第46章 状態遷移/パリストン/シリアス死ネタ
「立場を理解出来てないのかなあ?」
彼の飾り立てられた優しさの実態を疑いもしなかった。残酷で無機質な愛だと言う事に気付くのが遅過ぎた。
「わからないなら教えましょうか。ああそうだ 僕と約束して下さい」
蝶のように華麗な彼の微笑みは 雁字搦めの蜘蛛の糸。耳に心地いい愛の言葉は 心を操る呪いの呪文。
「簡単ですよ。僕の言う事は何でも聞いて下さいね?」
答えは一つ。返事をするたび 少しづつ、緩やかに崩れ落ちてゆく。
「いい子ですね」
加速度が増していることにも、奈落に出口はないことも気付けないまま。
「好きだなあ、貴女のそういう素直で従順なとこ」
いつの間にか世界が楽園に変わり出す。
「たまには一緒に旅行でもしましょうよ」
彼の掌が恋しくて、彼の言葉だけが真実で。
「最近思うんです。
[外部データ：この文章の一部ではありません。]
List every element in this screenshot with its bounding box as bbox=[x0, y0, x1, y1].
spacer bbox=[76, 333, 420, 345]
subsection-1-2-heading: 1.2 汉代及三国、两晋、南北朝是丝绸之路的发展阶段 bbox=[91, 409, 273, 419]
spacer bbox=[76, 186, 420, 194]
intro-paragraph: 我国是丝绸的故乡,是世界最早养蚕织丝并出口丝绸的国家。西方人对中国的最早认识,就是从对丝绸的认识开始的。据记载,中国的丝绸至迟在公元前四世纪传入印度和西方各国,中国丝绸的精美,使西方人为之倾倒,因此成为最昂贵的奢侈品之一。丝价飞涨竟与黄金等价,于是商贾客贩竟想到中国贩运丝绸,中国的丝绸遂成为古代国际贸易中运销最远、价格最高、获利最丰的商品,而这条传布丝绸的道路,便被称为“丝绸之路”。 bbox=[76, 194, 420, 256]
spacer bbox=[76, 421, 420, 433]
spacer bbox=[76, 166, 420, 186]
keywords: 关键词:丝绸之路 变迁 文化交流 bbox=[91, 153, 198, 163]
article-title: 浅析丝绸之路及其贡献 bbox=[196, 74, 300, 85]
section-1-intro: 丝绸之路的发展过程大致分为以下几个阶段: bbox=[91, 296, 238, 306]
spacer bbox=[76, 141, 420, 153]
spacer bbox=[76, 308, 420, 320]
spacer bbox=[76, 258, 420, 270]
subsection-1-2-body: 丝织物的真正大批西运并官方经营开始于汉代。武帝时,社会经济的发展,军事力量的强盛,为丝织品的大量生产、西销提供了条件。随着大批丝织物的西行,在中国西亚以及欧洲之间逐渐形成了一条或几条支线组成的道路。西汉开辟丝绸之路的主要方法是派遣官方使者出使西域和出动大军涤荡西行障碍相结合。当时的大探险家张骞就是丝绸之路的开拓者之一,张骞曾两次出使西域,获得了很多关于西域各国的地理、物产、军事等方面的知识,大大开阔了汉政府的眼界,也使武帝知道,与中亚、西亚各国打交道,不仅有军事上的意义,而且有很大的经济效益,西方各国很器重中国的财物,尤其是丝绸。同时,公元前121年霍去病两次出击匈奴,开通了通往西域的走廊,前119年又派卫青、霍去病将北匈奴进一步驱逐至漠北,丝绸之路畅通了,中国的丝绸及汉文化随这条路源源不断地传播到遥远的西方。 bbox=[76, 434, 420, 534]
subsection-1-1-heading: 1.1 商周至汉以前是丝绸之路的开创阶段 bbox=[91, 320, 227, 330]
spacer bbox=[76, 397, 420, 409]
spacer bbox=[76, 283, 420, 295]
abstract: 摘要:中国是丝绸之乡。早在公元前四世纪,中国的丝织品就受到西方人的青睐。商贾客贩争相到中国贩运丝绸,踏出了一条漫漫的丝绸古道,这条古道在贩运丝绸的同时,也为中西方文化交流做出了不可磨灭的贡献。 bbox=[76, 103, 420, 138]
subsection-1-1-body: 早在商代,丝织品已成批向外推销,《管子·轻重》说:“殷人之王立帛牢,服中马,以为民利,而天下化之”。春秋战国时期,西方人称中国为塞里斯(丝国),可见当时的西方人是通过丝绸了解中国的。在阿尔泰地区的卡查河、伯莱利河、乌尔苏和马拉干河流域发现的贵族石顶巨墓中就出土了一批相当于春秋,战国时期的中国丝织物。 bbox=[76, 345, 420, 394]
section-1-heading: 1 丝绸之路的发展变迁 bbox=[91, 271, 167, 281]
貴女と過ごすこの時間はいつまで続くのかなあって」
幸せで狂いそうになる。
「貴女はどう思います?」
彼の作った箱庭の中で、彼の用意した花々に囲まれて。
「ずっと一緒にいたいと思ったのは嘘ではありません。ただ」
これから私は世界一幸せな花嫁になる。後悔はない。
「もう飽きちゃったんです。夢を見せて下さって…ありがとうございました」
窒息する感覚の中、お礼を言うのは私の方だと思った。